Grève du 18 septembre : pourquoi les syndicats réussissent là où « Bloquons tout » a échoué

« Pas de blocage du pays, mais des tensions », titrait le journal télévisé de France 2, le soir du 10 septembre. Malgré une immense couverture médiatique et de nombreux articles en amont, le mouvement « Bloquons tout » a fait « pschitt », et ses quelque 197 000 participants font pâle figure face aux près d’un million de manifestants attendus ce 18 septembre, à l’appel de l’intersyndicale.

Un contraste saisissant, lorsqu’on sait qu’il y a quelques jours encore, la France s’interrogeait pour savoir si une page de l’histoire des mouvements sociaux s’était définitivement tournée. Dans Le Monde, l’historienne Marion Fontaine parlait ainsi d’une « transition inachevée » marquée par « le déclin des syndicats », et s’interrogeait : « les anciennes formes de lutte ont quasiment disparu, et on peine encore à voir ce qui va prendre leur place ».

Pour Guy Groux, directeur de recherche honoraire au Centre de recherches politiques de Sciences Po (Cevipof) et spécialiste du syndicalisme, ce débat sur les formes de mobilisation n’a rien de nouveau : « Il existe depuis au moins cinquante ans ! Le sociologue Alain Touraine, très influent à l’époque, défendait déjà l’idée que les ‘nouveaux mouvements sociaux’, comme le féminisme, le régionalisme, ou encore les luttes liées à l’immigration, représentaient des formes de contestation radicalement différentes des mobilisations syndicales traditionnelles, et qu’ils jouaient un rôle bien plus transformateur sur la société ».
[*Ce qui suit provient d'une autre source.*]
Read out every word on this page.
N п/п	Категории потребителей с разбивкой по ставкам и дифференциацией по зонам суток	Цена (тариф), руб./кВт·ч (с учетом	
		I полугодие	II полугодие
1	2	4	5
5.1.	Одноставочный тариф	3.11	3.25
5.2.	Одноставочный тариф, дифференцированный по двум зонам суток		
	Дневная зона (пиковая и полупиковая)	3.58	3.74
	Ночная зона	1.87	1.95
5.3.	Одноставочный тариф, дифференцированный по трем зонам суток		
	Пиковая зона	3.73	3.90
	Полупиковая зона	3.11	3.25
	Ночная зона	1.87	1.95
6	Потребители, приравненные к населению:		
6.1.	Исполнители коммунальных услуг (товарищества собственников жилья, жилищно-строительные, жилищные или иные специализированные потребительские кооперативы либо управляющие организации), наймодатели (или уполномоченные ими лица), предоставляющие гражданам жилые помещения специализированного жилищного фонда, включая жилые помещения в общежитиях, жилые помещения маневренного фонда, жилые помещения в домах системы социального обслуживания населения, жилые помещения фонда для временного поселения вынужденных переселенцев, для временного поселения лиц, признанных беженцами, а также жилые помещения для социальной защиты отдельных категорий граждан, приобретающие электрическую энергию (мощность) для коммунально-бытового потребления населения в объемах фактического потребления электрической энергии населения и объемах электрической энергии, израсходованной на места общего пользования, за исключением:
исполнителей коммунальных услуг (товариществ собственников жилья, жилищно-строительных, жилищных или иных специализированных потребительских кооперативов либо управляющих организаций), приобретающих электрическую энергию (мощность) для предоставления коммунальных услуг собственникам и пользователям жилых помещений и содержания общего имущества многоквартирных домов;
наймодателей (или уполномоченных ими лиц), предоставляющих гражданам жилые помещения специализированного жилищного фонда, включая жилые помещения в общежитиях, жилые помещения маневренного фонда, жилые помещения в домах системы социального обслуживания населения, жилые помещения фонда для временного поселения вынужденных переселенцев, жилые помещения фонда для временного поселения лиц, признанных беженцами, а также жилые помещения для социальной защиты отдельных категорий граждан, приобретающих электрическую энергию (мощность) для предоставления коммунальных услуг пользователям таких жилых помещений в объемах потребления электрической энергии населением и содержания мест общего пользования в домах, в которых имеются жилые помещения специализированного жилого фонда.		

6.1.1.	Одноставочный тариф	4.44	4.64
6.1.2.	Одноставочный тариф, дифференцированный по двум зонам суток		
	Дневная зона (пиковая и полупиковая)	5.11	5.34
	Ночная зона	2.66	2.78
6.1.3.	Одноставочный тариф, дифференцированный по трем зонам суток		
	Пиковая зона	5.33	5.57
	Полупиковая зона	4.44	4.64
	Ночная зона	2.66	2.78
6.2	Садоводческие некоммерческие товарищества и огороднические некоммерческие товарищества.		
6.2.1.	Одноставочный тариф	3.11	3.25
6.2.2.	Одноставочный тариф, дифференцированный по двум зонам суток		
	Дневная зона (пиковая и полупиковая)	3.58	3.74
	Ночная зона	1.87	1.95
Si les Français se sont habitués, dans les dernières décennies, à ce que les mobilisations soient déclenchées par les directions syndicales via des appels unitaires, historiquement, la plupart des mouvements sociaux partent de la base. C’est ce que nous rappelle l’historien Stéphane Sirot, spécialiste de l’histoire des grèves et du syndicalisme en France : « Dans de nombreux cas, c’est d’abord le terrain qui initie l’action, avant qu’elle ne soit reprise et amplifiée par les structures syndicales ».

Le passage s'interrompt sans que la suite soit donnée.